Sinister's clone returns from Amenth.
 Peter Wisdom is killed by Coven Akkaba to free Morgan Le Fay. He is later resurrected by The Five.
 Rictor, with the help of the Druids, creates a new island around the Braddock Lighthouse to annex it from Great Britain.
 Emma Frost deals with members of a hidden society for the Kara Kutuça. Mystique gets the black box for Emma to get her vote in the Quiet Council, which is revealed to be a mysterium puzzle box inscribed with Kate Pryde's name in Krakoan language. 
 Laura and Daken search for Gabby during and after the Gala; Gabby is found dead in the Wild Hunt by Anole, No-Girl, Rain Boy and Cosmar. She is later resurrected by The Five, setting a status quo that clones can be resurrected.
 An unknown assailant attacks Christian Frost while transporting the Shi'ar logic diamonds, and leaves the Marauder burning off the coast of Madripoor. The assailant is revealed to be Solem in his ploy to play games with Wolverine. 
 Henry Peter Gyrich recruits Guardian into ORCHIS. 
 Prodigy sneaks out of the gala to investigate the circumstances of his death.

Aftermath 
S.W.O.R.D. leader Abigail Brand meets with the galactic representatives to acknowledge Planet Arakko as the capital planet of the Sol System, with Storm as the Queen Regent, in exchange for a supply of mysterium.

The murder of Scarlet Witch during the gala is be the focus of Trial of Magneto.

Characters 
 Quiet Council of Krakoa
 Hellfire Trading Company
 X-Men
 Excalibur
 X-Force
 Marauders
 X-Factor Investigations
 New Mutants
 Hellions
 X-Corp
 S.W.O.R.D.
 Avengers 
 Fantastic Four
 United Nations Ambassadors

Issues involved

Collected issues

Reception

Fashion 
The Hellfire Gala, modeled after the real-life Met Gala, is a fancy soiree where guests are expected to show up in high fashion. Most of the formal wear are designed by Russell Dauterman, Alberto Foche, Lucas Werneck, David Baldeón, Matteo Lolli, Stephen Segovia, Bob Quinn, Alex Lins, Valerio Schiti, Marcus To and Joshua Cassara. EW writers Christian Holub and Nick Romano ranked Emma Frost, Storm and Mystique as the best dressed characters in the event.

Storyline 
The creative team agreed that the story and the party were a success.

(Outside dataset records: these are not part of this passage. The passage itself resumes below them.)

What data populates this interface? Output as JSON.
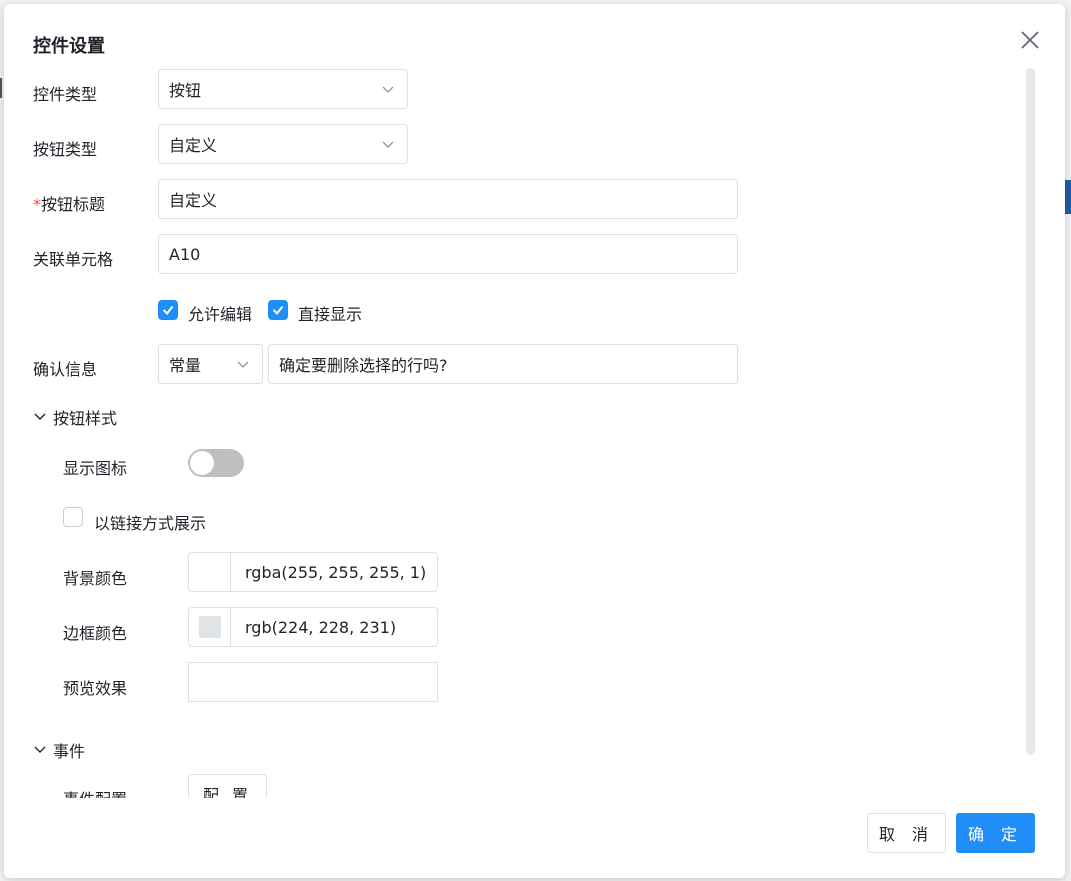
{
  "dialog": {
    "title": "控件设置",
    "cancel_label": "取 消",
    "ok_label": "确 定"
  },
  "form": {
    "control_type": {
      "label": "控件类型",
      "value": "按钮"
    },
    "button_type": {
      "label": "按钮类型",
      "value": "自定义"
    },
    "button_title": {
      "required_mark": "*",
      "label": "按钮标题",
      "value": "自定义"
    },
    "linked_cell": {
      "label": "关联单元格",
      "value": "A10"
    },
    "allow_edit": {
      "label": "允许编辑",
      "checked": true
    },
    "direct_show": {
      "label": "直接显示",
      "checked": true
    },
    "confirm_info": {
      "label": "确认信息",
      "mode": "常量",
      "value": "确定要删除选择的行吗?"
    }
  },
  "button_style": {
    "section_label": "按钮样式",
    "show_icon": {
      "label": "显示图标",
      "on": false
    },
    "link_mode": {
      "label": "以链接方式展示",
      "checked": false
    },
    "bg_color": {
      "label": "背景颜色",
      "value": "rgba(255, 255, 255, 1)",
      "swatch": "#ffffff"
    },
    "border_color": {
      "label": "边框颜色",
      "value": "rgb(224, 228, 231)",
      "swatch": "#e0e4e7"
    },
    "preview": {
      "label": "预览效果"
    }
  },
  "events": {
    "section_label": "事件",
    "config": {
      "label": "事件配置",
      "button_label": "配 置"
    }
  },
  "colors": {
    "primary": "#1f8ef8",
    "border": "#dee0e3",
    "required": "#f54a45"
  }
}
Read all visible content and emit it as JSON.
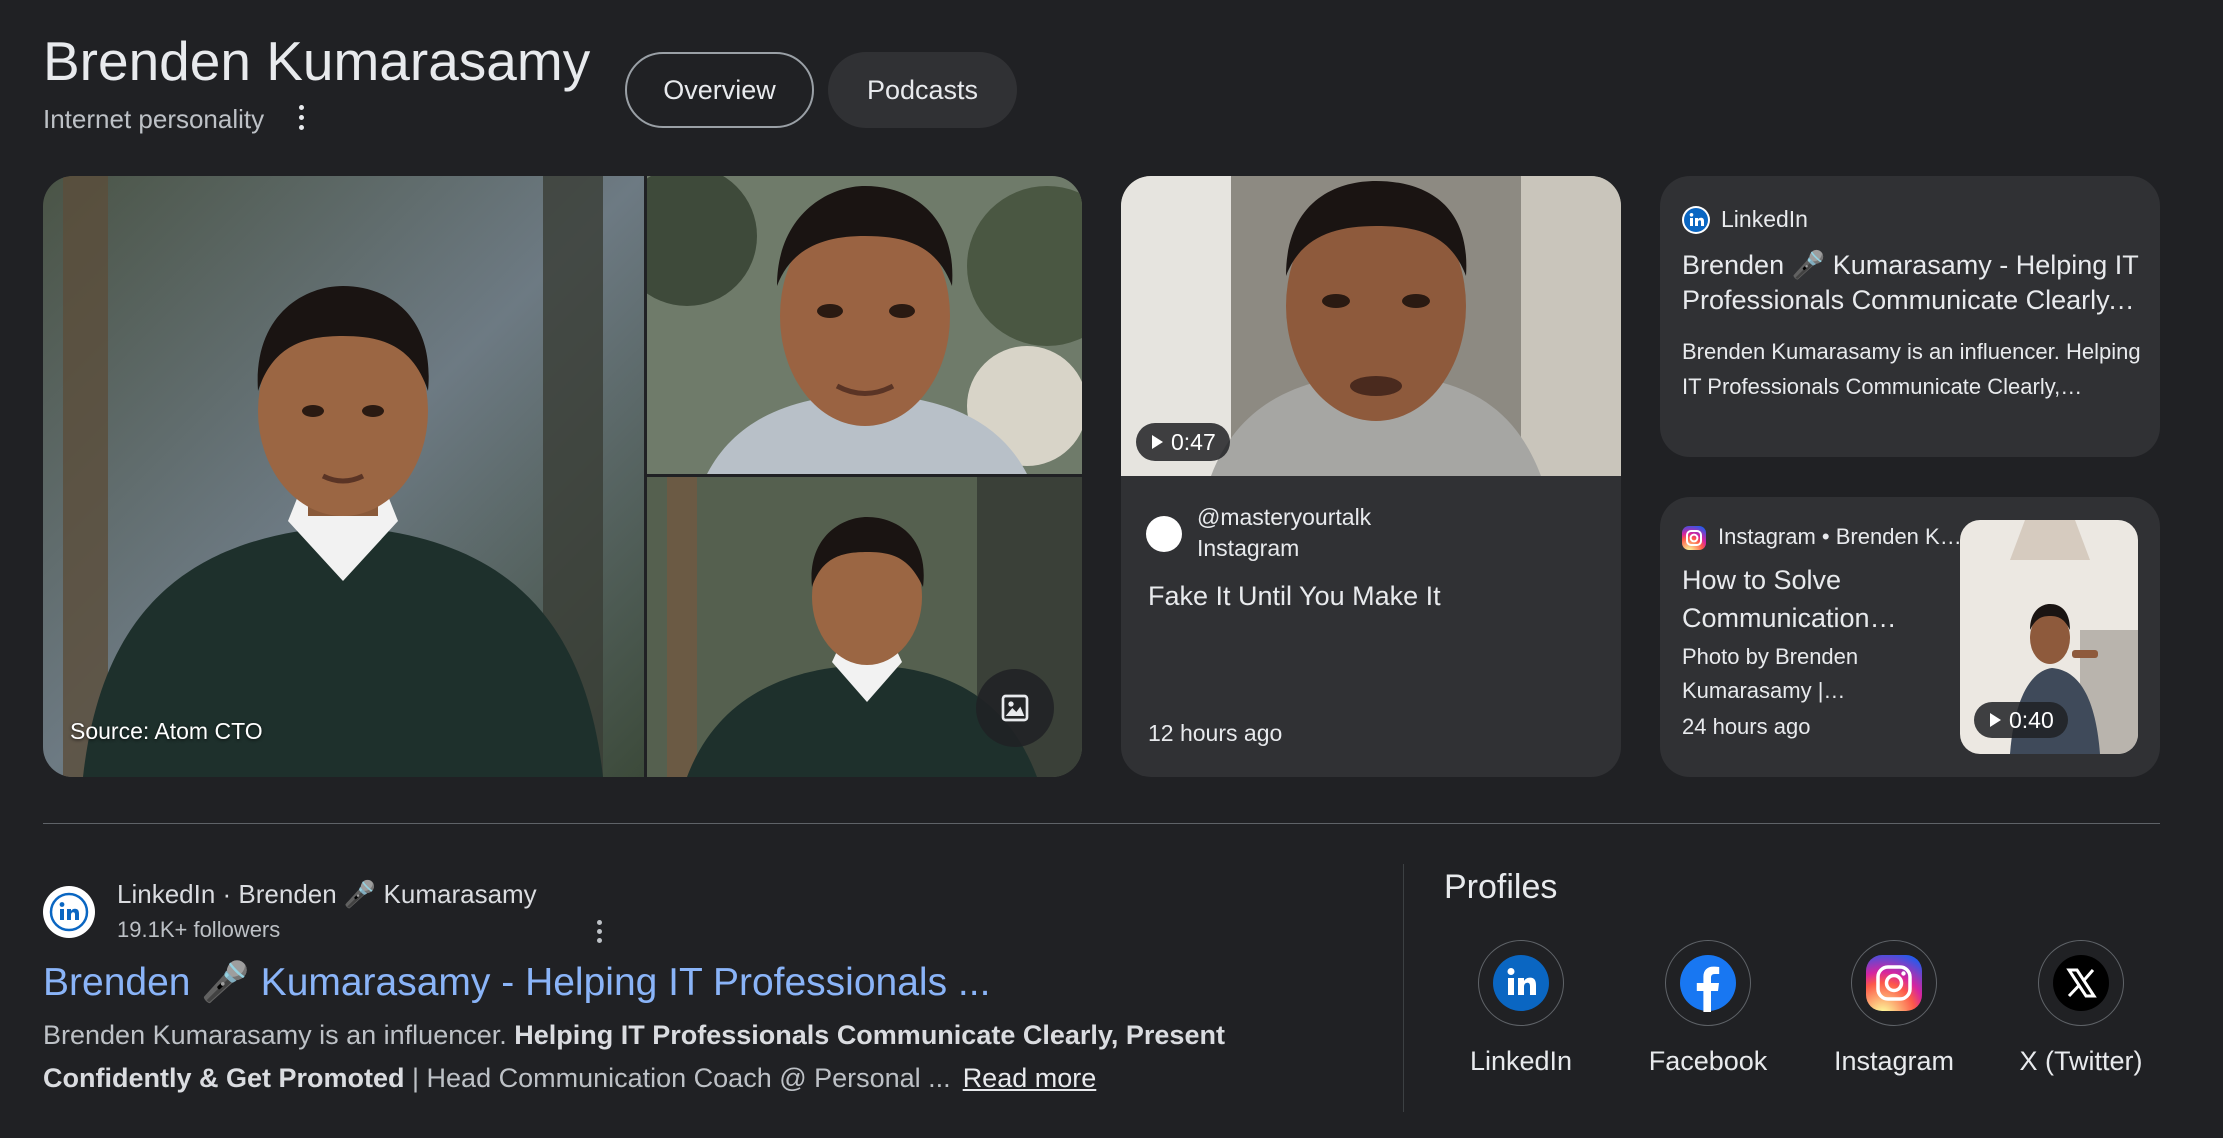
{
  "knowledge_panel": {
    "title": "Brenden Kumarasamy",
    "subtitle": "Internet personality",
    "tabs": [
      {
        "label": "Overview",
        "selected": true
      },
      {
        "label": "Podcasts",
        "selected": false
      }
    ]
  },
  "images": {
    "source_label": "Source: Atom CTO"
  },
  "video_card": {
    "duration": "0:47",
    "handle": "@masteryourtalk",
    "platform": "Instagram",
    "title": "Fake It Until You Make It",
    "time": "12 hours ago"
  },
  "linkedin_card": {
    "source": "LinkedIn",
    "title": "Brenden 🎤 Kumarasamy - Helping IT Professionals Communicate Clearly, Present Confidently & Get Promoted",
    "snippet": "Brenden Kumarasamy is an influencer. Helping IT Professionals Communicate Clearly, Present Confidently & Get Promoted"
  },
  "instagram_card": {
    "source": "Instagram • Brenden Kumarasamy",
    "title": "How to Solve Communication Anxiety",
    "snippet": "Photo by Brenden Kumarasamy | Communication Coach",
    "time": "24 hours ago",
    "duration": "0:40"
  },
  "result": {
    "site": "LinkedIn · Brenden 🎤 Kumarasamy",
    "followers": "19.1K+ followers",
    "title": "Brenden 🎤 Kumarasamy - Helping IT Professionals ...",
    "snippet_start": "Brenden Kumarasamy is an influencer. ",
    "snippet_bold": "Helping IT Professionals Communicate Clearly, Present Confidently & Get Promoted",
    "snippet_end": " | Head Communication Coach @ Personal ...",
    "read_more": "Read more"
  },
  "profiles": {
    "title": "Profiles",
    "items": [
      {
        "label": "LinkedIn",
        "icon": "linkedin-icon"
      },
      {
        "label": "Facebook",
        "icon": "facebook-icon"
      },
      {
        "label": "Instagram",
        "icon": "instagram-icon"
      },
      {
        "label": "X (Twitter)",
        "icon": "x-icon"
      }
    ]
  },
  "colors": {
    "background": "#202124",
    "card": "#303134",
    "link": "#8ab4f8",
    "linkedin": "#0a66c2",
    "facebook": "#1877f2"
  }
}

AIPT reviewer Lia Kolb stated that the storyline suffered from having the event's monumental announcement to be spoiled already by the previous issues in the event and the marketing itself.

Prints

Future 
During Marvel's X-Men Comic-Con At Home panel on SDCC 2021, the X-Men creative team agreed that an annual Hellfire Gala and X-Men vote were warranted.

A second X-Men election was announced with results revealed in the second Hellfire Gala. The one-shot issue addressed the resurrection protocols becoming public knowledge and announced the new roster comprising Cyclops, Marvel Girl, Synch, Firestar, Magik, Forge, Havok and Iceman.

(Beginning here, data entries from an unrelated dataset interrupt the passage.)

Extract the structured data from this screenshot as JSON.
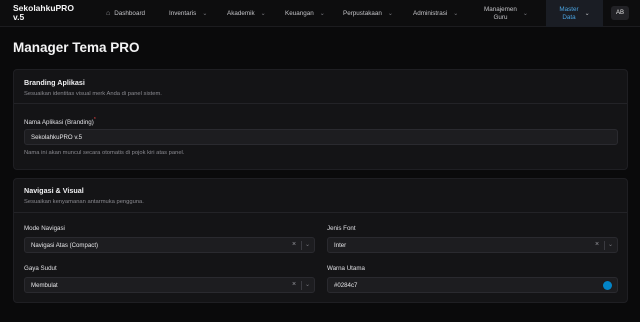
{
  "app": {
    "brand_line1": "SekolahkuPRO",
    "brand_line2": "v.5"
  },
  "nav": {
    "dashboard": "Dashboard",
    "inventaris": "Inventaris",
    "akademik": "Akademik",
    "keuangan": "Keuangan",
    "perpustakaan": "Perpustakaan",
    "administrasi": "Administrasi",
    "manajemen_line1": "Manajemen",
    "manajemen_line2": "Guru",
    "master_line1": "Master",
    "master_line2": "Data",
    "avatar": "AB"
  },
  "page": {
    "title": "Manager Tema PRO"
  },
  "branding": {
    "title": "Branding Aplikasi",
    "subtitle": "Sesuaikan identitas visual merk Anda di panel sistem.",
    "name_label": "Nama Aplikasi (Branding)",
    "name_required": "*",
    "name_value": "SekolahkuPRO v.5",
    "name_help": "Nama ini akan muncul secara otomatis di pojok kiri atas panel."
  },
  "navigasi": {
    "title": "Navigasi & Visual",
    "subtitle": "Sesuaikan kenyamanan antarmuka pengguna.",
    "mode_label": "Mode Navigasi",
    "mode_value": "Navigasi Atas (Compact)",
    "font_label": "Jenis Font",
    "font_value": "Inter",
    "sudut_label": "Gaya Sudut",
    "sudut_value": "Membulat",
    "warna_label": "Warna Utama",
    "warna_value": "#0284c7"
  },
  "icons": {
    "dashboard": "house-icon",
    "chevron": "chevron-down-icon",
    "clear": "close-icon"
  },
  "colors": {
    "accent": "#4aa3e0",
    "primary_swatch": "#0284c7",
    "required": "#ef4444"
  }
}
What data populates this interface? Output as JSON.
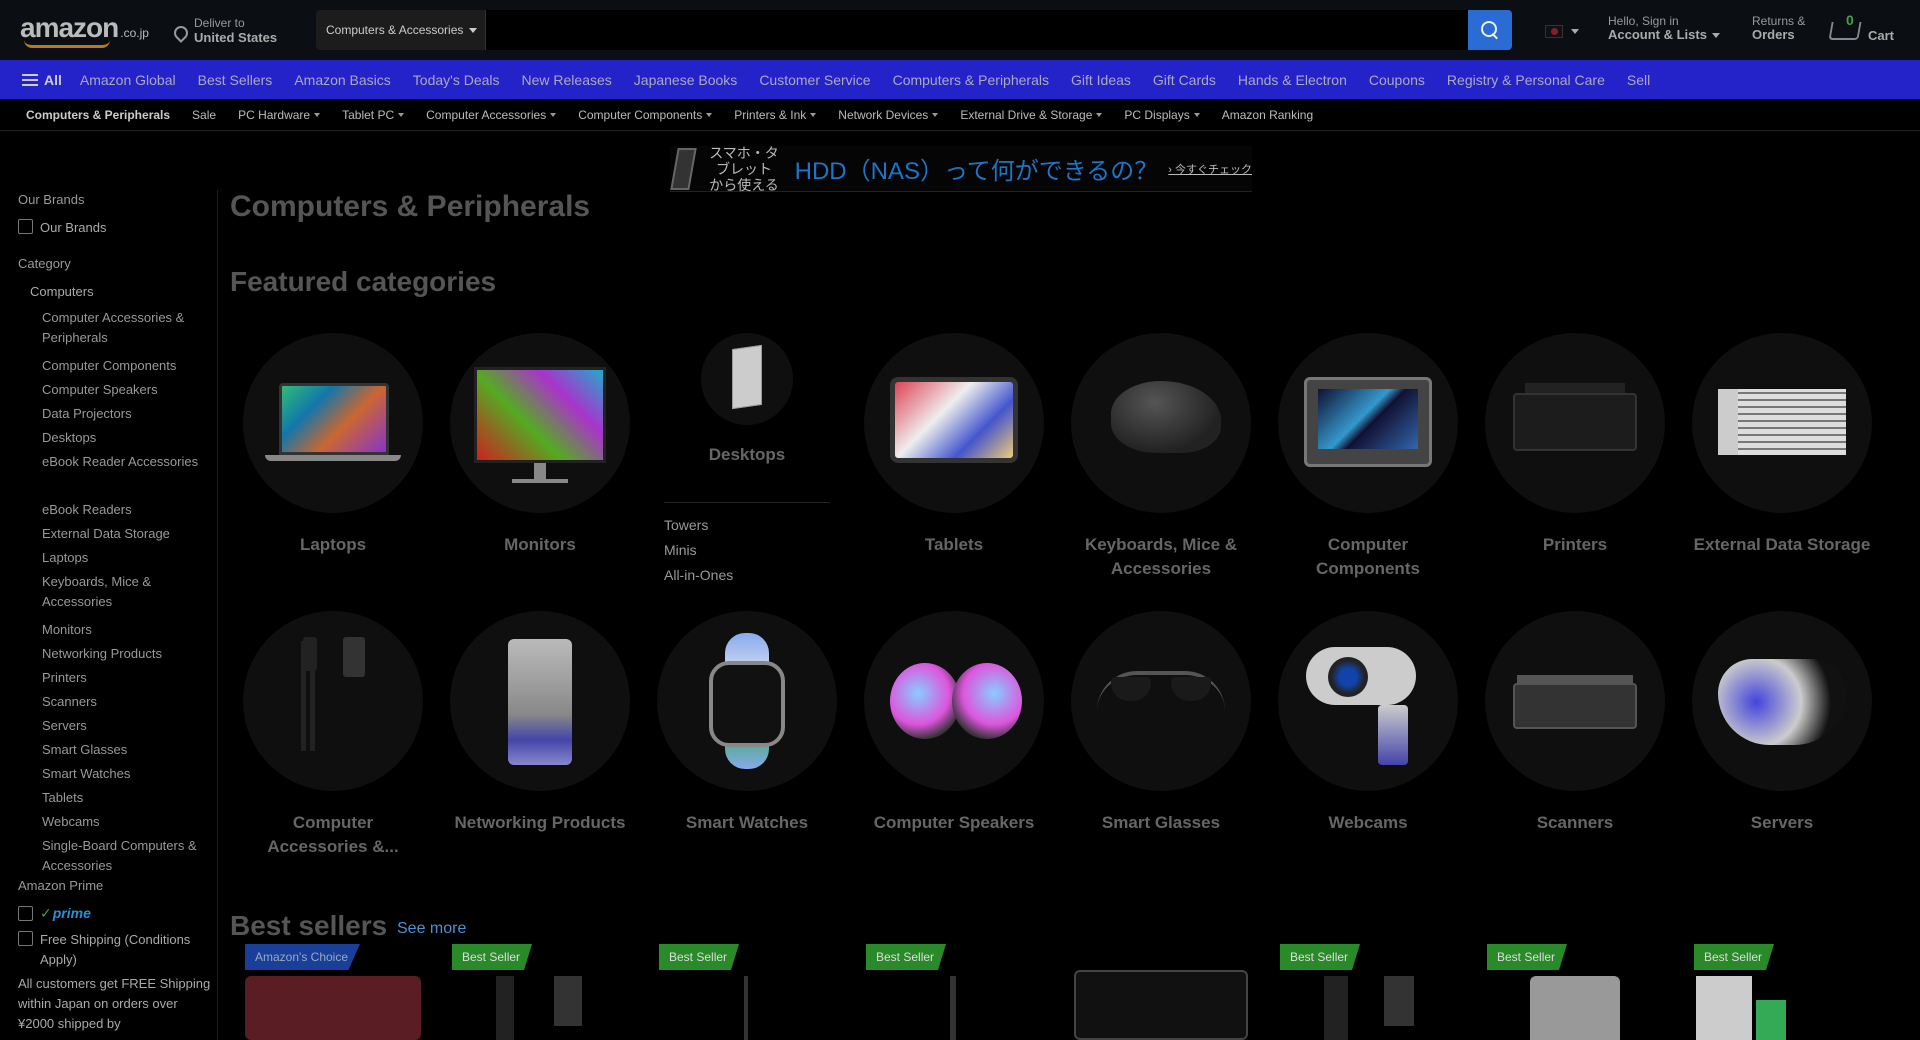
{
  "header": {
    "logo_text": "amazon",
    "logo_suffix": ".co.jp",
    "deliver_line1": "Deliver to",
    "deliver_line2": "United States",
    "search_dept": "Computers & Accessories",
    "search_placeholder": "",
    "account_line1": "Hello, Sign in",
    "account_line2": "Account & Lists",
    "returns_line1": "Returns &",
    "returns_line2": "Orders",
    "cart_count": "0",
    "cart_label": "Cart"
  },
  "main_nav": {
    "all_label": "All",
    "items": [
      "Amazon Global",
      "Best Sellers",
      "Amazon Basics",
      "Today's Deals",
      "New Releases",
      "Japanese Books",
      "Customer Service",
      "Computers & Peripherals",
      "Gift Ideas",
      "Gift Cards",
      "Hands & Electron",
      "Coupons",
      "Registry & Personal Care",
      "Sell"
    ]
  },
  "sub_nav": {
    "items": [
      {
        "label": "Computers & Peripherals",
        "dropdown": false
      },
      {
        "label": "Sale",
        "dropdown": false
      },
      {
        "label": "PC Hardware",
        "dropdown": true
      },
      {
        "label": "Tablet PC",
        "dropdown": true
      },
      {
        "label": "Computer Accessories",
        "dropdown": true
      },
      {
        "label": "Computer Components",
        "dropdown": true
      },
      {
        "label": "Printers & Ink",
        "dropdown": true
      },
      {
        "label": "Network Devices",
        "dropdown": true
      },
      {
        "label": "External Drive & Storage",
        "dropdown": true
      },
      {
        "label": "PC Displays",
        "dropdown": true
      },
      {
        "label": "Amazon Ranking",
        "dropdown": false
      }
    ]
  },
  "banner": {
    "line1": "スマホ・タブレット",
    "line2": "から使える",
    "headline": "HDD（NAS）って何ができるの？",
    "cta": "› 今すぐチェック"
  },
  "sidebar": {
    "our_brands_heading": "Our Brands",
    "our_brands_checkbox": "Our Brands",
    "category_heading": "Category",
    "category_parent": "Computers",
    "category_items": [
      "Computer Accessories & Peripherals",
      "Computer Components",
      "Computer Speakers",
      "Data Projectors",
      "Desktops",
      "eBook Reader Accessories",
      "eBook Readers",
      "External Data Storage",
      "Laptops",
      "Keyboards, Mice & Accessories",
      "Monitors",
      "Networking Products",
      "Printers",
      "Scanners",
      "Servers",
      "Smart Glasses",
      "Smart Watches",
      "Tablets",
      "Webcams",
      "Single-Board Computers & Accessories"
    ],
    "prime_heading": "Amazon Prime",
    "prime_label": "prime",
    "free_shipping_label": "Free Shipping (Conditions Apply)",
    "free_shipping_note": "All customers get FREE Shipping within Japan on orders over ¥2000 shipped by"
  },
  "main": {
    "page_title": "Computers & Peripherals",
    "featured_title": "Featured categories",
    "categories_row1": [
      "Laptops",
      "Monitors",
      "Desktops",
      "Tablets",
      "Keyboards, Mice & Accessories",
      "Computer Components",
      "Printers",
      "External Data Storage"
    ],
    "desktop_sublinks": [
      "Towers",
      "Minis",
      "All-in-Ones"
    ],
    "categories_row2": [
      "Computer Accessories &...",
      "Networking Products",
      "Smart Watches",
      "Computer Speakers",
      "Smart Glasses",
      "Webcams",
      "Scanners",
      "Servers"
    ],
    "best_sellers_title": "Best sellers",
    "see_more": "See more",
    "badges": [
      "Amazon's Choice",
      "Best Seller",
      "Best Seller",
      "Best Seller",
      "",
      "Best Seller",
      "Best Seller",
      "Best Seller"
    ]
  },
  "colors": {
    "nav_blue": "#2323c9",
    "search_button": "#2a6cd4",
    "badge_green": "#2a8a2a",
    "link_blue": "#4d8fd0"
  }
}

During Marvel's Judgment Day panel on SDCC 2022, Nick Lowe and C.B. Beluski revealed that plans for the X-Men extend to 2024 building towards what Jonathan Hickman planned before he left, including the third annual Hellfire Gala. During the Next Big Thing panel on NYCC 2022, Lowe mentioned that there will be another Hellfire Gala before the Fall of X event.